Nevertheless, Judge Rakoff held that, for purposes of a civil SEC enforcement action, the SEC’s complaint met “any definition of ‘benefit’ set forth in either Dirks or Newman.” The SEC alleged that Martin (the initial tipper) and Conradt (the initial tippee) “‘shared a close mutually-dependent financial relationship, and had a history of personal favors,’” that “their expenses were ‘intertwined,’ that Conradt took the lead in organizing and initially paying their shared expenses, and that [Conradt] negotiated reductions in their utilities and rent payments.” In addition, “Conradt assisted Martin with a criminal legal matter that threatened Martin’s ability to remain legally in the United States, . . . and subsequently, ‘Martin thanked Conradt for his prior assistance with the criminal legal matter and told Conradt he was happy that Conradt profited from the . . . trading because Conradt had helped him.’”
Judge Rakoff also ruled that the SEC had sufficiently pled, for civil-enforcement purposes, that the defendants had known of Martin’s personal benefit. The defendants allegedly had known about Martin’s and Conradt’s friendship and about Martin’s legal problems. The court also observed that, unlike in Newman, where the remote tippees “‘knew next to nothing’ about the tippers, were unaware of the circumstances of how the information was obtained, and ‘did not know what the relationship between the [tipper] and the first-level tippee was,’” the defendants here allegedly “knew the basic circumstances surrounding the tip” and “recklessly avoided discovering additional details.” In addition, the defendants allegedly had taken “multiple steps to conceal their own trading in [the target’s] securities.”

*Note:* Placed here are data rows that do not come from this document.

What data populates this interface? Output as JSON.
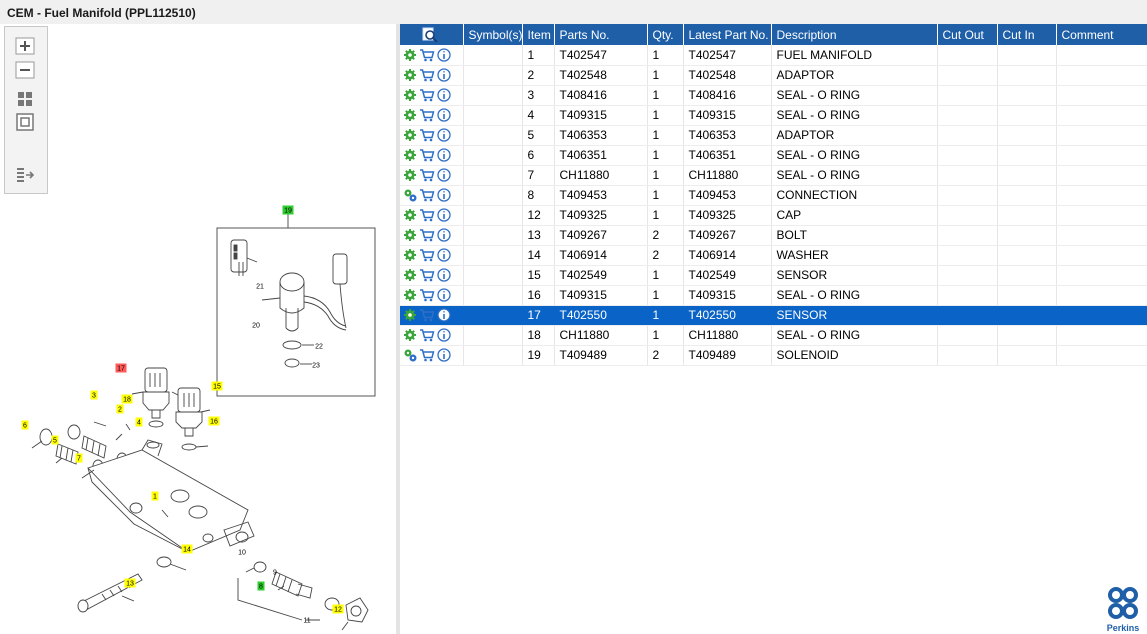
{
  "window": {
    "title": "CEM - Fuel Manifold (PPL112510)"
  },
  "toolbar": {
    "buttons": [
      {
        "name": "zoom-in-button",
        "icon": "plus-icon"
      },
      {
        "name": "zoom-out-button",
        "icon": "minus-icon"
      },
      {
        "name": "fit-all-button",
        "icon": "grid-icon"
      },
      {
        "name": "actual-size-button",
        "icon": "square-icon"
      },
      {
        "name": "export-button",
        "icon": "list-arrow-icon"
      }
    ]
  },
  "diagram": {
    "callouts": [
      {
        "label": "19",
        "color": "green"
      },
      {
        "label": "21",
        "color": "none"
      },
      {
        "label": "20",
        "color": "none"
      },
      {
        "label": "22",
        "color": "none"
      },
      {
        "label": "23",
        "color": "none"
      },
      {
        "label": "17",
        "color": "red"
      },
      {
        "label": "15",
        "color": "yellow"
      },
      {
        "label": "3",
        "color": "yellow"
      },
      {
        "label": "18",
        "color": "yellow"
      },
      {
        "label": "2",
        "color": "yellow"
      },
      {
        "label": "16",
        "color": "yellow"
      },
      {
        "label": "4",
        "color": "yellow"
      },
      {
        "label": "6",
        "color": "yellow"
      },
      {
        "label": "5",
        "color": "yellow"
      },
      {
        "label": "7",
        "color": "yellow"
      },
      {
        "label": "1",
        "color": "yellow"
      },
      {
        "label": "14",
        "color": "yellow"
      },
      {
        "label": "10",
        "color": "none"
      },
      {
        "label": "9",
        "color": "none"
      },
      {
        "label": "13",
        "color": "yellow"
      },
      {
        "label": "8",
        "color": "green"
      },
      {
        "label": "11",
        "color": "none"
      },
      {
        "label": "12",
        "color": "yellow"
      }
    ]
  },
  "table": {
    "columns": [
      "",
      "Symbol(s)",
      "Item",
      "Parts No.",
      "Qty.",
      "Latest Part No.",
      "Description",
      "Cut Out",
      "Cut In",
      "Comment"
    ],
    "header_icon": "magnifier-icon",
    "row_icons": [
      "gear-icon",
      "cart-icon",
      "info-icon"
    ],
    "rows": [
      {
        "item": "1",
        "part": "T402547",
        "qty": "1",
        "latest": "T402547",
        "desc": "FUEL MANIFOLD",
        "gear": "single",
        "selected": false
      },
      {
        "item": "2",
        "part": "T402548",
        "qty": "1",
        "latest": "T402548",
        "desc": "ADAPTOR",
        "gear": "single",
        "selected": false
      },
      {
        "item": "3",
        "part": "T408416",
        "qty": "1",
        "latest": "T408416",
        "desc": "SEAL - O RING",
        "gear": "single",
        "selected": false
      },
      {
        "item": "4",
        "part": "T409315",
        "qty": "1",
        "latest": "T409315",
        "desc": "SEAL - O RING",
        "gear": "single",
        "selected": false
      },
      {
        "item": "5",
        "part": "T406353",
        "qty": "1",
        "latest": "T406353",
        "desc": "ADAPTOR",
        "gear": "single",
        "selected": false
      },
      {
        "item": "6",
        "part": "T406351",
        "qty": "1",
        "latest": "T406351",
        "desc": "SEAL - O RING",
        "gear": "single",
        "selected": false
      },
      {
        "item": "7",
        "part": "CH11880",
        "qty": "1",
        "latest": "CH11880",
        "desc": "SEAL - O RING",
        "gear": "single",
        "selected": false
      },
      {
        "item": "8",
        "part": "T409453",
        "qty": "1",
        "latest": "T409453",
        "desc": "CONNECTION",
        "gear": "multi",
        "selected": false
      },
      {
        "item": "12",
        "part": "T409325",
        "qty": "1",
        "latest": "T409325",
        "desc": "CAP",
        "gear": "single",
        "selected": false
      },
      {
        "item": "13",
        "part": "T409267",
        "qty": "2",
        "latest": "T409267",
        "desc": "BOLT",
        "gear": "single",
        "selected": false
      },
      {
        "item": "14",
        "part": "T406914",
        "qty": "2",
        "latest": "T406914",
        "desc": "WASHER",
        "gear": "single",
        "selected": false
      },
      {
        "item": "15",
        "part": "T402549",
        "qty": "1",
        "latest": "T402549",
        "desc": "SENSOR",
        "gear": "single",
        "selected": false
      },
      {
        "item": "16",
        "part": "T409315",
        "qty": "1",
        "latest": "T409315",
        "desc": "SEAL - O RING",
        "gear": "single",
        "selected": false
      },
      {
        "item": "17",
        "part": "T402550",
        "qty": "1",
        "latest": "T402550",
        "desc": "SENSOR",
        "gear": "single",
        "selected": true
      },
      {
        "item": "18",
        "part": "CH11880",
        "qty": "1",
        "latest": "CH11880",
        "desc": "SEAL - O RING",
        "gear": "single",
        "selected": false
      },
      {
        "item": "19",
        "part": "T409489",
        "qty": "2",
        "latest": "T409489",
        "desc": "SOLENOID",
        "gear": "multi",
        "selected": false
      }
    ]
  },
  "brand": {
    "name": "Perkins",
    "color": "#1f5fa8"
  },
  "colors": {
    "header": "#1f5fa8",
    "selected": "#0a63c6",
    "callout_yellow": "#ffff00",
    "callout_green": "#2ecc2e",
    "callout_red": "#ff5a5a"
  }
}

Judge Rakoff’s decision, coming only several days after the Second Circuit denied panel and en banc rehearing in Newman, will likely add to the debate about whether Newman correctly construed Dirks’s personal-benefit requirement. The Government is deciding whether to petition for certiorari in Newman, and three bills are pending in Congress to displace Newman (see our blog posts here and here). Indeed, Judge Rakoff observed that, “if unlawful insider trading is to be appropriately deterred, it must be adequately defined. The appropriate body to do so, one would think, is Congress . . . .”
The case also could illustrate the difference between civil and criminal standards of liability. Martin, Conradt, and Payton had pled guilty to insider trading before Newman, but a different Southern District judge (Judge Andrew Carter) vacated the pleas after Newman. However, Judge Rakoff sustained the SEC’s complaint under civil-liability standards.